В это время даже Зинка ненавидела его. О нас и говорить нечего. Он презрительно не обижался, считая себя выше всего человеческого, избранником судьбы, потому что он писал стихи и даже печатал их.
Ожидая, пока я дам в набор вторую страничку — первую уже набирает Зинка, — Андрей Авдеич тоже закуривает. Он говорит:
— Что-то господь бог ошибку дал, не в ту душу накапал.
Андрей Авдеич работал еще в губернской типографии, был знаком с Горьким, Неверовым, Артемом Веселым и почтительно рассказывал, какими они были душевными и необыкновенными людьми. И вдруг — Сашка тоже осмеливается писать стихи. Такая божественная оплошка возмущает его нестерпимо.
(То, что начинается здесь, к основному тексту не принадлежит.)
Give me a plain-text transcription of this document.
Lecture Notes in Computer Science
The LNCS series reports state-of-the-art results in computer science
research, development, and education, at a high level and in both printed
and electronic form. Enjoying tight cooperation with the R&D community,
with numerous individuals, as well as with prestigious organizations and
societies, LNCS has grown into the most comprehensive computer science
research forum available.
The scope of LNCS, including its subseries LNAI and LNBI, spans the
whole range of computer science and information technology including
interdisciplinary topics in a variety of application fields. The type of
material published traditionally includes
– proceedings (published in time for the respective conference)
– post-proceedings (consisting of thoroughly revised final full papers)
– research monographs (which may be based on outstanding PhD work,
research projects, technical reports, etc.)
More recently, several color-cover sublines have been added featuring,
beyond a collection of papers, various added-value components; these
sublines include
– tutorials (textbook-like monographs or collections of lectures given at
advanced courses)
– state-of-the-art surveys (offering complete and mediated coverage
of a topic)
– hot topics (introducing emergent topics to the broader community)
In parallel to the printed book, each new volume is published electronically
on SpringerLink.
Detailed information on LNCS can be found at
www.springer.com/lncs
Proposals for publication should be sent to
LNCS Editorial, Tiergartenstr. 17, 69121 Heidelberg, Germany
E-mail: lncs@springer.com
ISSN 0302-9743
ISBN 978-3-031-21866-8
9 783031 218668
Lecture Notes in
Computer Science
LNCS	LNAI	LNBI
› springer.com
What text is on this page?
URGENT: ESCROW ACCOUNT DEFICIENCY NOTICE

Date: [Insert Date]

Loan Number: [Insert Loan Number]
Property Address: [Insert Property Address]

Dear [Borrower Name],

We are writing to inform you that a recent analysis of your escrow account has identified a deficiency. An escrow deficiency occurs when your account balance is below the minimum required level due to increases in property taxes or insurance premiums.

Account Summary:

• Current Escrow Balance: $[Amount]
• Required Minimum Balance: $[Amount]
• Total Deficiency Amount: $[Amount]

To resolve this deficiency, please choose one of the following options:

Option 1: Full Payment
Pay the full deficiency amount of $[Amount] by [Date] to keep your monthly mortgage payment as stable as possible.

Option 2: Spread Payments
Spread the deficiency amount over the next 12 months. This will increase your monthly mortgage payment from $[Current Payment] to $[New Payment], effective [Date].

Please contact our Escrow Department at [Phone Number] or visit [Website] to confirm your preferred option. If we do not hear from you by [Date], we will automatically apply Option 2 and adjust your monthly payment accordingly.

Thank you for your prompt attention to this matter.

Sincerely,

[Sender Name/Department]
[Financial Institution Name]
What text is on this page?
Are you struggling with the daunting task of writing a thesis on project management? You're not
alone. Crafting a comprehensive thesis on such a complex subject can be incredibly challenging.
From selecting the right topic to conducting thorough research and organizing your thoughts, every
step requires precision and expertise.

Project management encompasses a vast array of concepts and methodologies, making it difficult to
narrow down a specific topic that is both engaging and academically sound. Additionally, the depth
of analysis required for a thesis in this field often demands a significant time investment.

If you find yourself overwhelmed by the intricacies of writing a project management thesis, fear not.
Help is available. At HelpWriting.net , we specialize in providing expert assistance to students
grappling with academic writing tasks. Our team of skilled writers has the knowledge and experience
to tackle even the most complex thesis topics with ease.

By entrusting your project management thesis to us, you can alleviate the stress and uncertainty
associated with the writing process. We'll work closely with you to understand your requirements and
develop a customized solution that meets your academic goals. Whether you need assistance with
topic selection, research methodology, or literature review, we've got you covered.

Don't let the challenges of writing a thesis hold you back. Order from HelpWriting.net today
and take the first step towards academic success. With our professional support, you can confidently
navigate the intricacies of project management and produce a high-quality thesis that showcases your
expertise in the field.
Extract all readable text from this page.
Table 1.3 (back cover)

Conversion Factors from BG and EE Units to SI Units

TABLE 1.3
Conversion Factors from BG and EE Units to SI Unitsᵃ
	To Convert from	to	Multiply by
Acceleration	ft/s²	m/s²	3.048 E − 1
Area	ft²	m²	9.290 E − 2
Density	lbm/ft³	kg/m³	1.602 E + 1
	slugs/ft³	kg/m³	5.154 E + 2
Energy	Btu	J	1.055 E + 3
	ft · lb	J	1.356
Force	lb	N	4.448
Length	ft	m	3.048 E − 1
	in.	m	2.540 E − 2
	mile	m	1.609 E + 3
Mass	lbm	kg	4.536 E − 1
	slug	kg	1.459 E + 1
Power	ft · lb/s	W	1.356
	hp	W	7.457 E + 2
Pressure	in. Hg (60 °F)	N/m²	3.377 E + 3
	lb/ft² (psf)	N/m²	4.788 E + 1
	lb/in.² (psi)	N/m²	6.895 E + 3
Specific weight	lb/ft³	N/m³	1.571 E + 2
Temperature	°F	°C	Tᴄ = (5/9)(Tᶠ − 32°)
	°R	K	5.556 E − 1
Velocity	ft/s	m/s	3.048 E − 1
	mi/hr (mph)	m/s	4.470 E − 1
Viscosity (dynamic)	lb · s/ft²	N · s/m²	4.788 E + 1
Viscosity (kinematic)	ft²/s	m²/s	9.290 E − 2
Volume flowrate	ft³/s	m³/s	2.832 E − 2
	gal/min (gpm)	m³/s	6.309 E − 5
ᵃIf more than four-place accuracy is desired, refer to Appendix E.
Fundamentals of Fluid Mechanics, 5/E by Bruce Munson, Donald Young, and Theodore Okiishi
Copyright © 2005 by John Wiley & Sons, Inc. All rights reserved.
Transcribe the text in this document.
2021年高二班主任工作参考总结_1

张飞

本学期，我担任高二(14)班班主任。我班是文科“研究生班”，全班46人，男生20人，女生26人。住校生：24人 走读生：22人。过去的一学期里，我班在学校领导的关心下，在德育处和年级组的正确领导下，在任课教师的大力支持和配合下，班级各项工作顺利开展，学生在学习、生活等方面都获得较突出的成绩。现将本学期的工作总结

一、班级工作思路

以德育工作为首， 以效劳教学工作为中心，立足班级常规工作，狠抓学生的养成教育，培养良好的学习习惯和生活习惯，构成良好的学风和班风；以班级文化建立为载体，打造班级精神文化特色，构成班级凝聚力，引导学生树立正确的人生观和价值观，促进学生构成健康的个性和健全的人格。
Он поднимает руку и, угрожающе потрясая ею под закопченным потолком, предает Сашку анафеме:
— Позор ты богу на земле! Как сказал наш гениальный поэт.
— Какой еще гениальный? — насторожился Сашка.
— Не знаешь?
— Стишок этот, сдается мне, ты сам выдумал.
— Я сам? — Андрей Авдеич сокрушенно трясет лохматой седой головой. — Дура ты, дура…
— Это у тебя от зависти. Никто так про меня не выразит.
— Пушкина это стихи.
Но Сашку не пробьешь.
— Древность, — отмахивается он. — Про меня сам Кузминкин-Звонарь стихи пишет. Наш поэт, во всех газетах печатается.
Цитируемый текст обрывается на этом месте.